- Leagues: Greek League Greek Cup
- Founded: 1979
- History: 1979 – 2010
- Arena: Larissa Neapolis Arena
- Capacity: Basketball: 4,000 (permanent upper-tier seats) 5,500 (with retractable lower-tier seats)
- Location: Larissa, Greece
- Team colors: Orange Blue
| Home | Away |

= G.S. Olympia Larissa B.C. =

Olympia Larissa B.C. (alternate spellings: Olimpia, Larissas, Larisa, Larisas) (Greek: Ολύμπια Λάρισας) was a Greek professional basketball club, based in Larissa, Greece. The club's full name was Olympia Larissa Basketball Club. It was founded in 1979, making it one of the youngest sports clubs in Greece. Its colors were orange and blue. Olympia Larissa's home arena was the Larissa Neapolis Arena.

The most notable Greek players that played for the club include: Georgios Printezis, Dimos Dikoudis, and Nikos Oikonomou.

==History==
Olympia Larissa B.C. is a team that ascended in the mid to late 2000s, as a team primarily composed of young players on the rise, with a promising future. During the 2006–07 season, Olympia Larissa placed 7th in the Greek League regular season, and qualified to the Greek League playoffs for the first time, with core leaders such as former University of Florida standout Matt Walsh, 2007 NBA draft second round draft pick Georgios Printezis, Georgios Tsiaras, and head coach Georgios Bartzokas.

In the 2007–08 season of the Greek League, Olympia qualified for the playoffs for the second consecutive year, after placing 8th in the regular season standings. In the 2007–08 season of the EuroChallenge, the team reached the Top 16 stage of the competition, and that same season in the Greek Cup, the club reached the quarterfinals.

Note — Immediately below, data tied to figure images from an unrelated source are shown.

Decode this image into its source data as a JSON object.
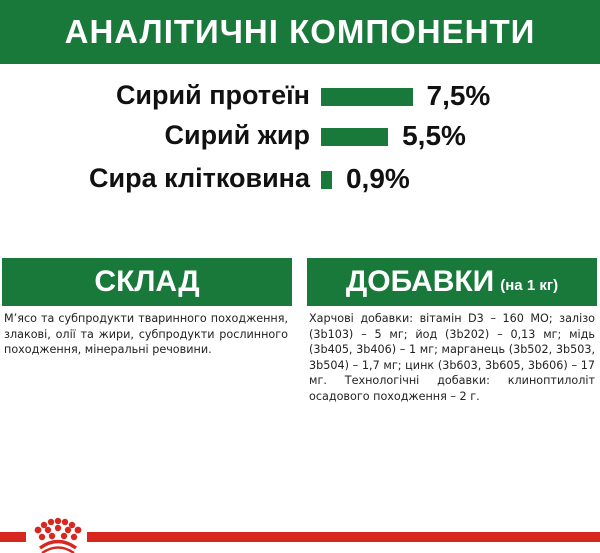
{
  "analytics": {
    "title": "АНАЛІТИЧНІ КОМПОНЕНТИ",
    "items": [
      {
        "label": "Сирий протеїн",
        "value": "7,5%",
        "percent": 7.5
      },
      {
        "label": "Сирий жир",
        "value": "5,5%",
        "percent": 5.5
      },
      {
        "label": "Сира клітковина",
        "value": "0,9%",
        "percent": 0.9
      }
    ]
  },
  "composition": {
    "title": "СКЛАД",
    "text": "М’ясо та субпродукти тваринного походження, злакові, олії та жири, субпродукти рослинного походження, мінеральні речовини."
  },
  "additives": {
    "title": "ДОБАВКИ",
    "title_suffix": "(на 1 кг)",
    "text": "Харчові добавки: вітамін D3 – 160 МО; залізо (3b103) – 5 мг; йод (3b202) – 0,13 мг; мідь (3b405, 3b406) – 1 мг; марганець (3b502, 3b503, 3b504) – 1,7 мг; цинк (3b603, 3b605, 3b606) – 17 мг. Технологічні добавки: клиноптилоліт осадового походження – 2 г."
  },
  "colors": {
    "brand_green": "#18793a",
    "brand_red": "#d8271e"
  },
  "footer": {
    "logo_icon": "royal-canin-crown-icon"
  }
}
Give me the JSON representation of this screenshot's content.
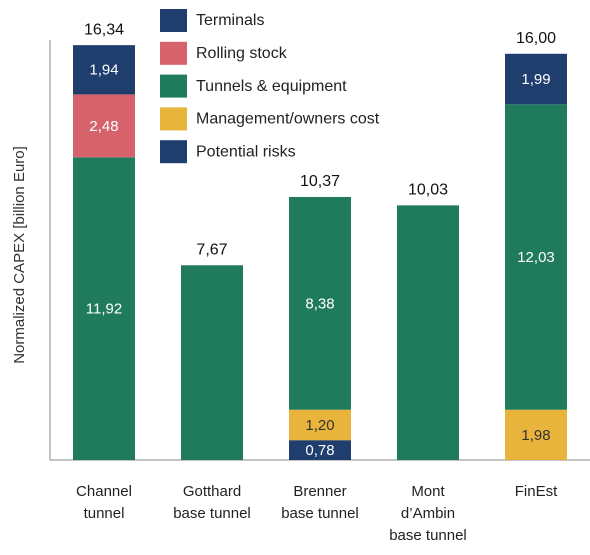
{
  "chart_data": {
    "type": "stacked_bar",
    "y_label": "Normalized CAPEX [billion Euro]",
    "categories": [
      "Channel tunnel",
      "Gotthard base tunnel",
      "Brenner base tunnel",
      "Mont d’Ambin base tunnel",
      "FinEst"
    ],
    "ylim": [
      0,
      18
    ],
    "series": [
      {
        "name": "Potential risks",
        "color": "#1f3d6d",
        "label_color": "#ffffff",
        "values": [
          null,
          null,
          0.78,
          null,
          null
        ],
        "value_labels": [
          null,
          null,
          "0,78",
          null,
          null
        ]
      },
      {
        "name": "Management/owners cost",
        "color": "#e9b43b",
        "label_color": "#333333",
        "values": [
          null,
          null,
          1.2,
          null,
          1.98
        ],
        "value_labels": [
          null,
          null,
          "1,20",
          null,
          "1,98"
        ]
      },
      {
        "name": "Tunnels & equipment",
        "color": "#207a5c",
        "label_color": "#ffffff",
        "values": [
          11.92,
          7.67,
          8.38,
          10.03,
          12.03
        ],
        "value_labels": [
          "11,92",
          null,
          "8,38",
          null,
          "12,03"
        ]
      },
      {
        "name": "Rolling stock",
        "color": "#d6626b",
        "label_color": "#ffffff",
        "values": [
          2.48,
          null,
          null,
          null,
          null
        ],
        "value_labels": [
          "2,48",
          null,
          null,
          null,
          null
        ]
      },
      {
        "name": "Terminals",
        "color": "#1f3d6d",
        "label_color": "#ffffff",
        "values": [
          1.94,
          null,
          null,
          null,
          1.99
        ],
        "value_labels": [
          "1,94",
          null,
          null,
          null,
          "1,99"
        ]
      }
    ],
    "totals": [
      16.34,
      7.67,
      10.37,
      10.03,
      16.0
    ],
    "total_labels": [
      "16,34",
      "7,67",
      "10,37",
      "10,03",
      "16,00"
    ]
  }
}
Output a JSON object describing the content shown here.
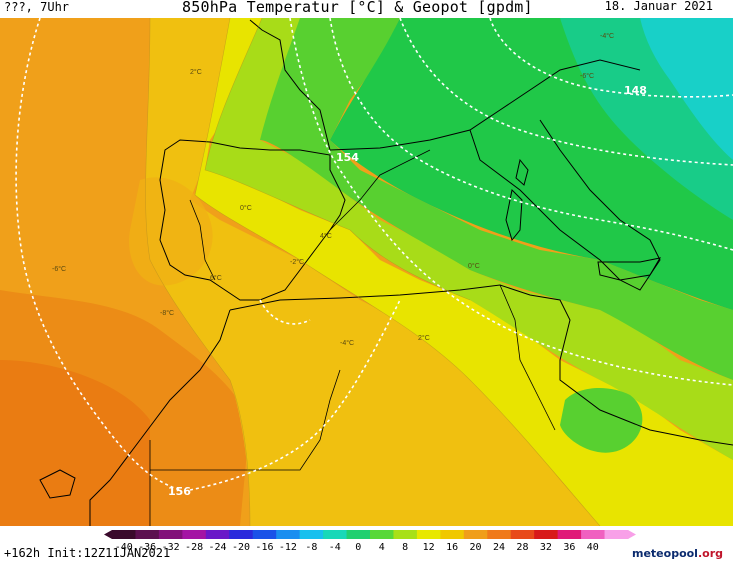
{
  "header": {
    "left": "???, 7Uhr",
    "title": "850hPa Temperatur [°C] & Geopot [gpdm]",
    "date": "18. Januar 2021"
  },
  "map": {
    "geopot_labels": [
      "154",
      "148",
      "156"
    ],
    "temp_labels": [
      "2°C",
      "0°C",
      "-2°C",
      "-4°C",
      "-6°C",
      "-8°C",
      "6°C",
      "4°C",
      "-6°C",
      "-4°C",
      "0°C",
      "2°C"
    ]
  },
  "scale": {
    "ticks": [
      "-40",
      "-36",
      "-32",
      "-28",
      "-24",
      "-20",
      "-16",
      "-12",
      "-8",
      "-4",
      "0",
      "4",
      "8",
      "12",
      "16",
      "20",
      "24",
      "28",
      "32",
      "36",
      "40"
    ],
    "colors": [
      "#3a0a2c",
      "#5c1050",
      "#82107a",
      "#a414a4",
      "#6a18c8",
      "#2a2adc",
      "#1a52e8",
      "#1a8ef0",
      "#18c0ee",
      "#18d8b8",
      "#20d070",
      "#58d838",
      "#a8e018",
      "#e8e800",
      "#f0c800",
      "#f09e1a",
      "#f07a1a",
      "#e84a1a",
      "#d81a1a",
      "#e01a78",
      "#f060c0",
      "#f8a0e8"
    ]
  },
  "footer": {
    "init": "+162h  Init:12Z11JAN2021",
    "logo_main": "meteopool",
    "logo_tld": ".org"
  }
}
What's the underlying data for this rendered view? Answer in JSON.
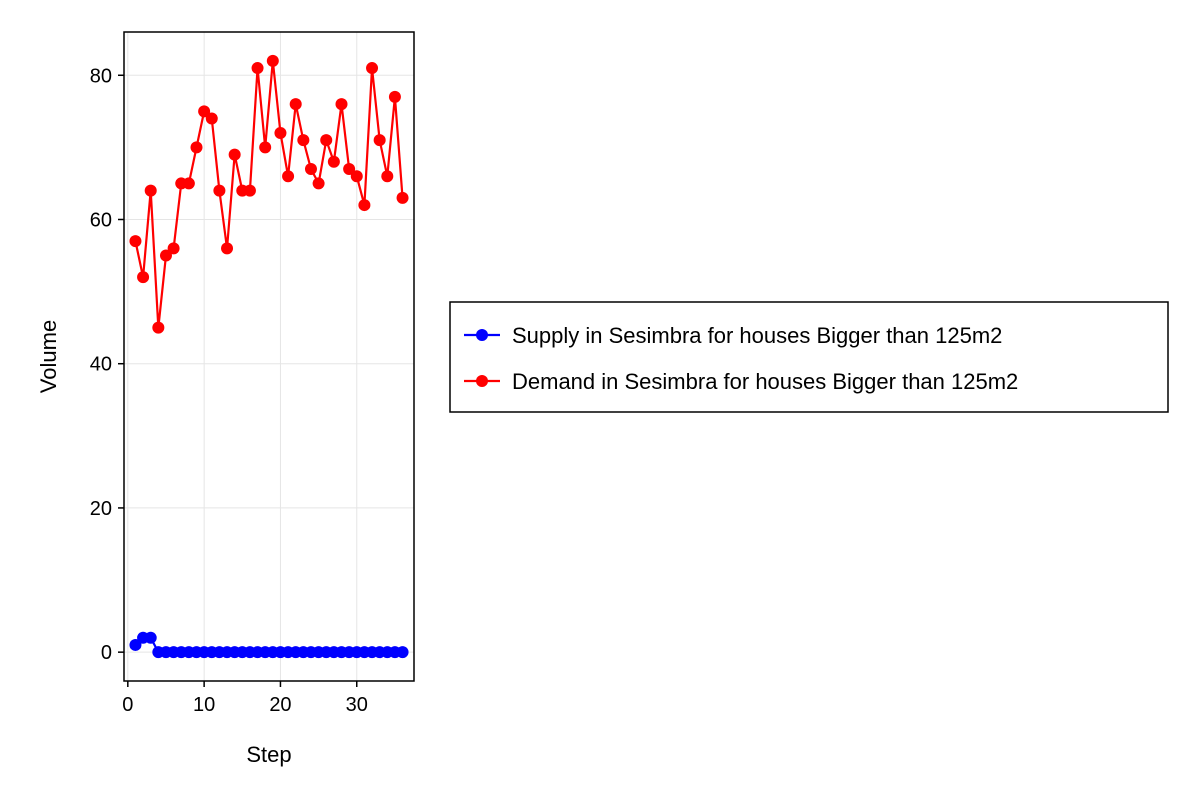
{
  "chart_data": {
    "type": "line",
    "title": "",
    "xlabel": "Step",
    "ylabel": "Volume",
    "xlim": [
      -0.5,
      37.5
    ],
    "ylim": [
      -4,
      86
    ],
    "xticks": [
      0,
      10,
      20,
      30
    ],
    "yticks": [
      0,
      20,
      40,
      60,
      80
    ],
    "grid": true,
    "legend_position": "right",
    "x": [
      1,
      2,
      3,
      4,
      5,
      6,
      7,
      8,
      9,
      10,
      11,
      12,
      13,
      14,
      15,
      16,
      17,
      18,
      19,
      20,
      21,
      22,
      23,
      24,
      25,
      26,
      27,
      28,
      29,
      30,
      31,
      32,
      33,
      34,
      35,
      36
    ],
    "series": [
      {
        "name": "Supply in Sesimbra for houses Bigger than 125m2",
        "color": "#0000ff",
        "values": [
          1,
          2,
          2,
          0,
          0,
          0,
          0,
          0,
          0,
          0,
          0,
          0,
          0,
          0,
          0,
          0,
          0,
          0,
          0,
          0,
          0,
          0,
          0,
          0,
          0,
          0,
          0,
          0,
          0,
          0,
          0,
          0,
          0,
          0,
          0,
          0
        ]
      },
      {
        "name": "Demand in Sesimbra for houses Bigger than 125m2",
        "color": "#ff0000",
        "values": [
          57,
          52,
          64,
          45,
          55,
          56,
          65,
          65,
          70,
          75,
          74,
          64,
          56,
          69,
          64,
          64,
          81,
          70,
          82,
          72,
          66,
          76,
          71,
          67,
          65,
          71,
          68,
          76,
          67,
          66,
          62,
          81,
          71,
          66,
          77,
          63
        ]
      }
    ]
  }
}
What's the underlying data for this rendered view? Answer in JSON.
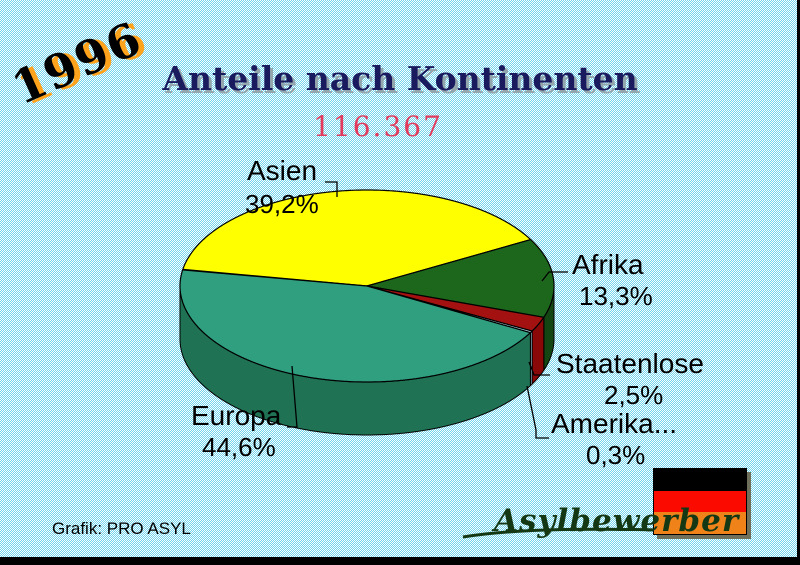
{
  "slide": {
    "year_badge": "1996",
    "title": "Anteile nach Kontinenten",
    "total": "116.367",
    "credit": "Grafik: PRO ASYL",
    "brand": "Asylbewerber"
  },
  "theme": {
    "title_color": "#1a1a5e",
    "total_color": "#e23a5c",
    "brand_color": "#143814",
    "label_color": "#000000",
    "background": "#aee3f2"
  },
  "flag": {
    "country": "germany",
    "stripes": [
      "#000000",
      "#fb0a00",
      "#f0821a"
    ]
  },
  "chart_data": {
    "type": "pie",
    "style": "3d-pie",
    "title": "Anteile nach Kontinenten",
    "total_label": "116.367",
    "year": "1996",
    "slices": [
      {
        "label": "Asien",
        "value": 39.2,
        "pct_label": "39,2%",
        "color": "#ffff00",
        "side_color": "#b0b000"
      },
      {
        "label": "Afrika",
        "value": 13.3,
        "pct_label": "13,3%",
        "color": "#1d671d",
        "side_color": "#134613"
      },
      {
        "label": "Staatenlose",
        "value": 2.5,
        "pct_label": "2,5%",
        "color": "#a31111",
        "side_color": "#8b0808"
      },
      {
        "label": "Amerika...",
        "value": 0.3,
        "pct_label": "0,3%",
        "color": "#b8e2ee",
        "side_color": "#9ccfdf"
      },
      {
        "label": "Europa",
        "value": 44.6,
        "pct_label": "44,6%",
        "color": "#2f9f80",
        "side_color": "#1f7354"
      }
    ]
  }
}
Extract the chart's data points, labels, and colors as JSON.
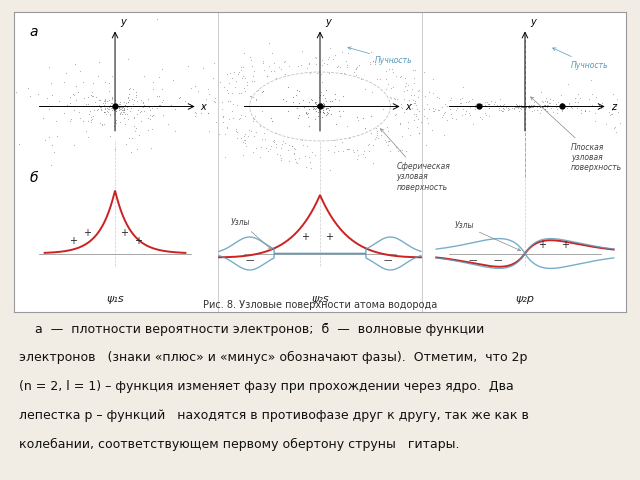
{
  "background_color": "#f2ede4",
  "box_bg": "#ffffff",
  "title_fig": "Рис. 8. Узловые поверхности атома водорода",
  "label_a": "а",
  "label_b": "б",
  "psi_1s": "ψ₁s",
  "psi_2s": "ψ₂s",
  "psi_2p": "ψ₂p",
  "ann_sfer": "Сферическая\nузловая\nповерхность",
  "ann_plos": "Плоская\nузловая\nповерхность",
  "ann_puch": "Пучность",
  "ann_uzly": "Узлы",
  "dot_color": "#555555",
  "red_color": "#cc2222",
  "blue_color": "#5599bb",
  "black": "#000000",
  "body_line1": "    а  —  плотности вероятности электронов;  б̆  —  волновые функции электронов   (знаки «плюс» и «минус» обозначают фазы).  Отметим,  что 2р",
  "body_line2": "(n = 2, l = 1) – функция изменяет фазу при прохождении через ядро.  Два",
  "body_line3": "лепестка р – функций   находятся в противофазе друг к другу, так же как в",
  "body_line4": "колебании, соответствующем первому обертону струны   гитары."
}
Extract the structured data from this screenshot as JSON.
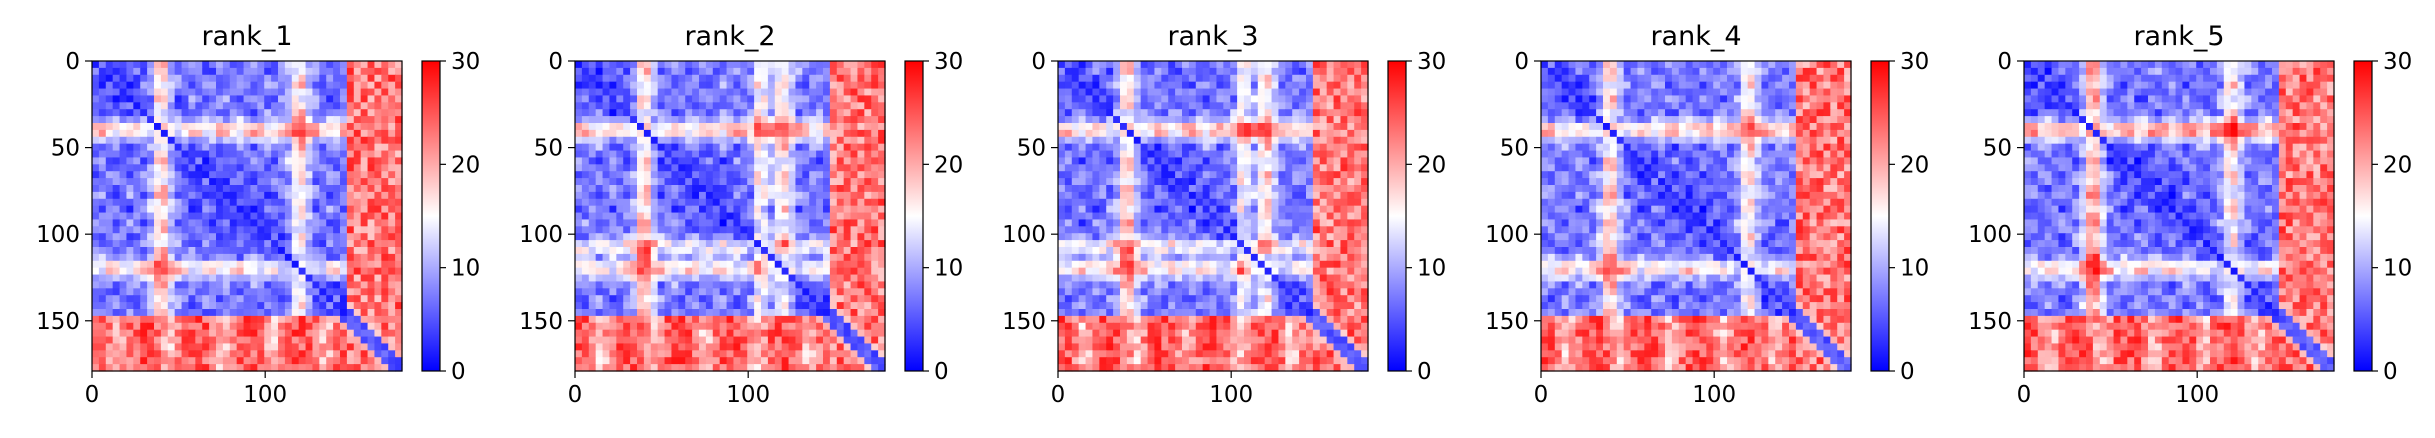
{
  "chart_data": [
    {
      "type": "heatmap",
      "title": "rank_1",
      "x_ticks": [
        "0",
        "100"
      ],
      "y_ticks": [
        "0",
        "50",
        "100",
        "150"
      ],
      "xlim": [
        0,
        179
      ],
      "ylim": [
        179,
        0
      ],
      "colorbar": {
        "range": [
          0,
          30
        ],
        "ticks": [
          "0",
          "10",
          "20",
          "30"
        ],
        "colors": [
          "#0000ff",
          "#ffffff",
          "#ff0000"
        ]
      }
    },
    {
      "type": "heatmap",
      "title": "rank_2",
      "x_ticks": [
        "0",
        "100"
      ],
      "y_ticks": [
        "0",
        "50",
        "100",
        "150"
      ],
      "xlim": [
        0,
        179
      ],
      "ylim": [
        179,
        0
      ],
      "colorbar": {
        "range": [
          0,
          30
        ],
        "ticks": [
          "0",
          "10",
          "20",
          "30"
        ],
        "colors": [
          "#0000ff",
          "#ffffff",
          "#ff0000"
        ]
      }
    },
    {
      "type": "heatmap",
      "title": "rank_3",
      "x_ticks": [
        "0",
        "100"
      ],
      "y_ticks": [
        "0",
        "50",
        "100",
        "150"
      ],
      "xlim": [
        0,
        179
      ],
      "ylim": [
        179,
        0
      ],
      "colorbar": {
        "range": [
          0,
          30
        ],
        "ticks": [
          "0",
          "10",
          "20",
          "30"
        ],
        "colors": [
          "#0000ff",
          "#ffffff",
          "#ff0000"
        ]
      }
    },
    {
      "type": "heatmap",
      "title": "rank_4",
      "x_ticks": [
        "0",
        "100"
      ],
      "y_ticks": [
        "0",
        "50",
        "100",
        "150"
      ],
      "xlim": [
        0,
        179
      ],
      "ylim": [
        179,
        0
      ],
      "colorbar": {
        "range": [
          0,
          30
        ],
        "ticks": [
          "0",
          "10",
          "20",
          "30"
        ],
        "colors": [
          "#0000ff",
          "#ffffff",
          "#ff0000"
        ]
      }
    },
    {
      "type": "heatmap",
      "title": "rank_5",
      "x_ticks": [
        "0",
        "100"
      ],
      "y_ticks": [
        "0",
        "50",
        "100",
        "150"
      ],
      "xlim": [
        0,
        179
      ],
      "ylim": [
        179,
        0
      ],
      "colorbar": {
        "range": [
          0,
          30
        ],
        "ticks": [
          "0",
          "10",
          "20",
          "30"
        ],
        "colors": [
          "#0000ff",
          "#ffffff",
          "#ff0000"
        ]
      }
    }
  ]
}
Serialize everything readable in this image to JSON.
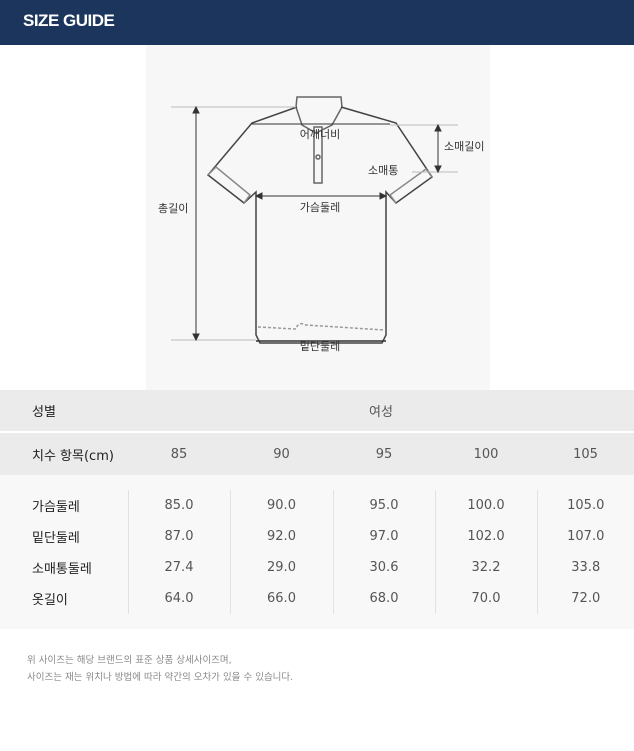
{
  "header": {
    "title": "SIZE GUIDE"
  },
  "diagram": {
    "labels": {
      "shoulder": "어깨너비",
      "sleeve_length": "소매길이",
      "sleeve_width": "소매통",
      "chest": "가슴둘레",
      "total_length": "총길이",
      "hem": "밑단둘레"
    }
  },
  "table": {
    "gender_label": "성별",
    "gender_value": "여성",
    "size_label": "치수 항목(cm)",
    "sizes": [
      "85",
      "90",
      "95",
      "100",
      "105"
    ],
    "rows": [
      {
        "label": "가슴둘레",
        "values": [
          "85.0",
          "90.0",
          "95.0",
          "100.0",
          "105.0"
        ]
      },
      {
        "label": "밑단둘레",
        "values": [
          "87.0",
          "92.0",
          "97.0",
          "102.0",
          "107.0"
        ]
      },
      {
        "label": "소매통둘레",
        "values": [
          "27.4",
          "29.0",
          "30.6",
          "32.2",
          "33.8"
        ]
      },
      {
        "label": "옷길이",
        "values": [
          "64.0",
          "66.0",
          "68.0",
          "70.0",
          "72.0"
        ]
      }
    ]
  },
  "notes": [
    "위 사이즈는 해당 브랜드의 표준 상품 상세사이즈며,",
    "사이즈는 재는 위치나 방법에 따라 약간의 오차가 있을 수 있습니다."
  ],
  "colors": {
    "header_bg": "#1b355c",
    "table_head_bg": "#ebebeb",
    "table_body_bg": "#f8f8f8"
  }
}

In 2009, Olympia Larissa merged with AEL 1964, under the name G.S. Olympia Larissas. After a year, the club was relegated.

==Honours==
- Mavroskoufia Basketball Tournament: 2002

==Notable players==

- GRE Marios Batis
- GRE Kostas Charalampidis
- GRE Dimos Dikoudis
- GRE Sotiris Gioulekas
- GRE Nikos Kaklamanos
- GRE Fanis Koumpouras
- GRE Nikos Oikonomou
- GRE Pantelis Papaioakeim
- GRE Spiros Papavasileiou
- GRE Georgios Printezis
- GRE Kostas Totsios
- GRE Georgios Tsiaras

Europe:
- GER Stephen Arigbabu
- UK Steve Hansell
- CRO Vladimir Krstić
- LAT Māris Ļaksa
- CRO-GRE Franko Nakić
- SER Aleksandar Radojević
- GER Sven Schultze

USA:
- USA Erick Barkley
- USA Doremus Bennerman
- USA Corey Belser
- USA James Forrest
- USA Tyrone Grant
- USA Michael Antonio "Mike" King
- USA Chris Massie
- USA Tyrone Nesby
- USA Matt Walsh

| Criteria |
|---|
| To appear in this section a player must have either: Set a club record or won an individual award while at the club; Played at least one official international match for their national team at any time; Played at least one official NBA match at any time.; |

==Head coaches==
| * GRE Nikos "Magic" Stavropoulos * GRE Vassilis Fragkias * GRE Vangelis Alexandris * GRE Georgios Bartzokas |

==Women's team==
The club's women's basketball section, compete in the 2015-16 season of the Greek Women's basketball second national tier, the A2 women's league.